Fast forward to July 6, 2015. In ground-breaking research estimated to affect millions of patients globally, the Hammock lab and the Fawaz Haj lab, Department of Nutrition, discovered a key mechanism that causes neuropathic pain--a complex, chronic and difficult-to-treat pain caused by nerve injuries from trauma or from such diseases as diabetes, shingles, multiple sclerosis and stroke.

A biological process, termed endoplasmic reticulum stress or ER stress, is the significant driver of neuropathic pain, said lead researchers Bora Inceoglu of the Hammock lab/UC Davis Comprehensive Cancer Center, and Ahmed Bettaieb of the Fawaz Haj lab.

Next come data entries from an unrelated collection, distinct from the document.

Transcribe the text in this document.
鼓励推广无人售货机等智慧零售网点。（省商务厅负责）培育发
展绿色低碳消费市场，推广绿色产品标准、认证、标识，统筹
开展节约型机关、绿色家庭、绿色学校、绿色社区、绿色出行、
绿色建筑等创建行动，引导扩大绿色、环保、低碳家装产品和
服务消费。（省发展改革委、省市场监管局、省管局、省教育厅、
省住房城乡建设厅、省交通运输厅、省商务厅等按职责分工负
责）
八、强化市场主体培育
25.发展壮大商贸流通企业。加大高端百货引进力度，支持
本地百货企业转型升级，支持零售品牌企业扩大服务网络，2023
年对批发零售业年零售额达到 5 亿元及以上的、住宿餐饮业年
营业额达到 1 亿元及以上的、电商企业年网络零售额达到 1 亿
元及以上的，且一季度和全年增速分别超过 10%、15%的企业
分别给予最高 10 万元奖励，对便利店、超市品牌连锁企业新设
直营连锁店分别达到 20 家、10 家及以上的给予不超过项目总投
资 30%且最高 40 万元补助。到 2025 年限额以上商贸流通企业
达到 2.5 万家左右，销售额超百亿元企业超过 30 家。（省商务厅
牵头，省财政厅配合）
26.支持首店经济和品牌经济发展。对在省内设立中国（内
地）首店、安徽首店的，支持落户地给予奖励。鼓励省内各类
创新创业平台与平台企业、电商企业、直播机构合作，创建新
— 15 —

The ground-breaking discovery has attracted worldwide attention since its publication July 6 in the Proceedings of the National Academy of Sciences.

“This is a fundamental discovery that opens new ways to control chronic pain,” said Hammock. "We can now specifically search for agents to control ER stress and its downstream pathways. This search is already underway in a number of laboratories working on cancer and other diseases.” (See news story.)

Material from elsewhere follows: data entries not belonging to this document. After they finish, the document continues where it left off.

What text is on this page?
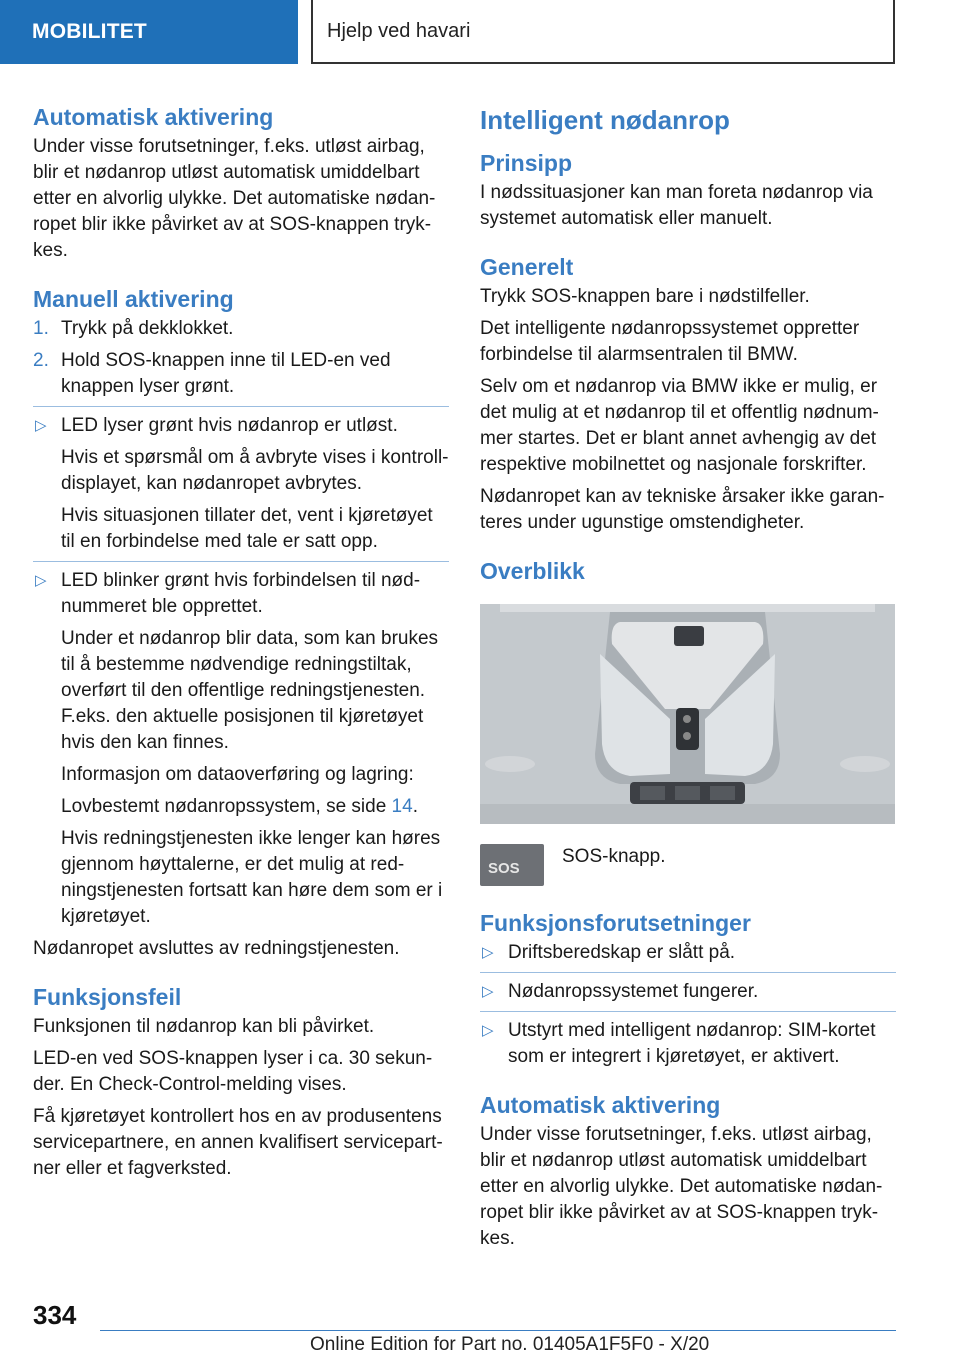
MOBILITET	Hjelp ved havari
Automatisk aktivering

Under visse forutsetninger, f.eks. utløst airbag, blir et nødanrop utløst automatisk umiddelbart etter en alvorlig ulykke. Det automatiske nødanropet blir ikke påvirket av at SOS-knappen trykkes.

Manuell aktivering
1. Trykk på dekklokket.
2. Hold SOS-knappen inne til LED-en ved knappen lyser grønt.
▷ LED lyser grønt hvis nødanrop er utløst.

Hvis et spørsmål om å avbryte vises i kontrolldisplayet, kan nødanropet avbrytes.

Hvis situasjonen tillater det, vent i kjøretøyet til en forbindelse med tale er satt opp.

▷ LED blinker grønt hvis forbindelsen til nødnummeret ble opprettet.

Under et nødanrop blir data, som kan brukes til å bestemme nødvendige redningstiltak, overført til den offentlige redningstjenesten. F.eks. den aktuelle posisjonen til kjøretøyet hvis den kan finnes.

Informasjon om dataoverføring og lagring:

Lovbestemt nødanropssystem, se side 14.

Hvis redningstjenesten ikke lenger kan høres gjennom høyttalerne, er det mulig at redningstjenesten fortsatt kan høre dem som er i kjøretøyet.

Nødanropet avsluttes av redningstjenesten.

Funksjonsfeil

Funksjonen til nødanrop kan bli påvirket.

LED-en ved SOS-knappen lyser i ca. 30 sekunder. En Check-Control-melding vises.

Få kjøretøyet kontrollert hos en av produsentens servicepartnere, en annen kvalifisert servicepartner eller et fagverksted.

Intelligent nødanrop
Prinsipp

I nødssituasjoner kan man foreta nødanrop via systemet automatisk eller manuelt.

Generelt

Trykk SOS-knappen bare i nødstilfeller.

Det intelligente nødanropssystemet oppretter forbindelse til alarmsentralen til BMW.

Selv om et nødanrop via BMW ikke er mulig, er det mulig at et nødanrop til et offentlig nødnummer startes. Det er blant annet avhengig av det respektive mobilnettet og nasjonale forskrifter.

Nødanropet kan av tekniske årsaker ikke garanteres under ugunstige omstendigheter.

Overblikk
SOS
SOS-knapp.
Funksjonsforutsetninger
▷ Driftsberedskap er slått på.
▷ Nødanropssystemet fungerer.
▷ Utstyrt med intelligent nødanrop: SIM-kortet som er integrert i kjøretøyet, er aktivert.
Automatisk aktivering

Under visse forutsetninger, f.eks. utløst airbag, blir et nødanrop utløst automatisk umiddelbart etter en alvorlig ulykke. Det automatiske nødanropet blir ikke påvirket av at SOS-knappen trykkes.

334
Online Edition for Part no. 01405A1F5F0 - X/20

Who is Bruce Hammock? Holly Caster, editor of PAINWeek interviewed Hammock July 10 and published a Q&A today in a piece titled "Pain Reporter: The Professor and the Science Behind the Potential Management of Neuropathic Pain."

Hammock pointed out that his research "started as very fundamental research in developmental biology using insects as models.  We found that the soluble epoxide hydrolase is highly conserved in evolution and asked its role in man and other mammals.  We first found that inhibitors of the enzyme stabilize natural anti hypertensive compounds called EETs and reduced blood pressure.  We then found that they reduced inflammation and inflammatory pain.  We tried neuropathic pain as an indication because it is so difficult to treat and were surprised to find that the sEH inhibitor worked far better than drugs like gabapentin and Lyrica currently sold for neuropathic pain. I have attached a comparison.  Having failed to interest large pharma companies in this biology we started a small company EicOsis to move the inhibitors to the clinic for treating pain in both companion  animals and man.??"

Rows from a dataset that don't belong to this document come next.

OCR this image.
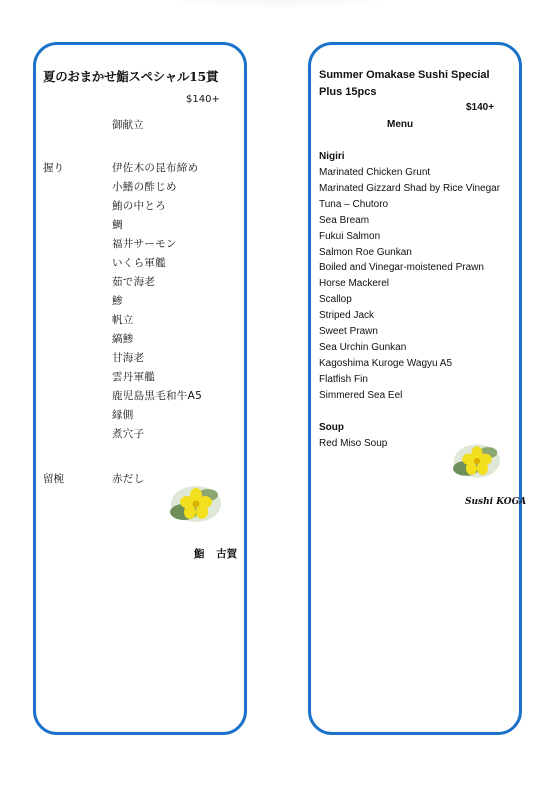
夏のおまかせ鮨スペシャル15貫
$140+
御献立
握り	伊佐木の昆布締め
小鰭の酢じめ
鮪の中とろ
鯛
福井サーモン
いくら軍艦
茹で海老
鯵
帆立
縞鯵
甘海老
雲丹軍艦
鹿児島黒毛和牛A5
縁側
煮穴子
留椀	赤だし
鮨 古賀
Summer Omakase Sushi Special Plus 15pcs
$140+
Menu
Nigiri
Marinated Chicken Grunt
Marinated Gizzard Shad by Rice Vinegar
Tuna – Chutoro
Sea Bream
Fukui Salmon
Salmon Roe Gunkan
Boiled and Vinegar-moistened Prawn
Horse Mackerel
Scallop
Striped Jack
Sweet Prawn
Sea Urchin Gunkan
Kagoshima Kuroge Wagyu A5
Flatfish Fin
Simmered Sea Eel
Soup
Red Miso Soup
Sushi KOGA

The research, Hammock noted, was initially done on rodents. "The fact that the compounds work in a variety of species builds confidence.  It argues that with regard to neuropathic pain different species are similar (dog, horse, man, rat,etc.)" he told her. Read the full interview here: http://www.painweek.org/brainfood_post/pain-reporter-the-professor-and-the-science-behind-the-potential-management-of-neuropathic-pain/

Hammock acknowledged his long-term interest in nature and biology. "This was fostered by a wonderful boy scoutmaster who thought kids should be wandering in the woods and a great biology teacher who provided a microscope to me in high school and said 'go discover.'  The move to entomology was further stimulated when I realized that the big cause of human suffering in the world was starvation caused in part by insects eating crops.  It was also stimulated by realizing that insect-borne diseases dwarf cancer, heart disease, etc., in terms of human suffering. It is hard to know where science leads.  In this case, asking how caterpillars turn into butterflies led to a treatment for pain."

Who would have ever thought that the study of caterpillars would lead to a treatment for pain?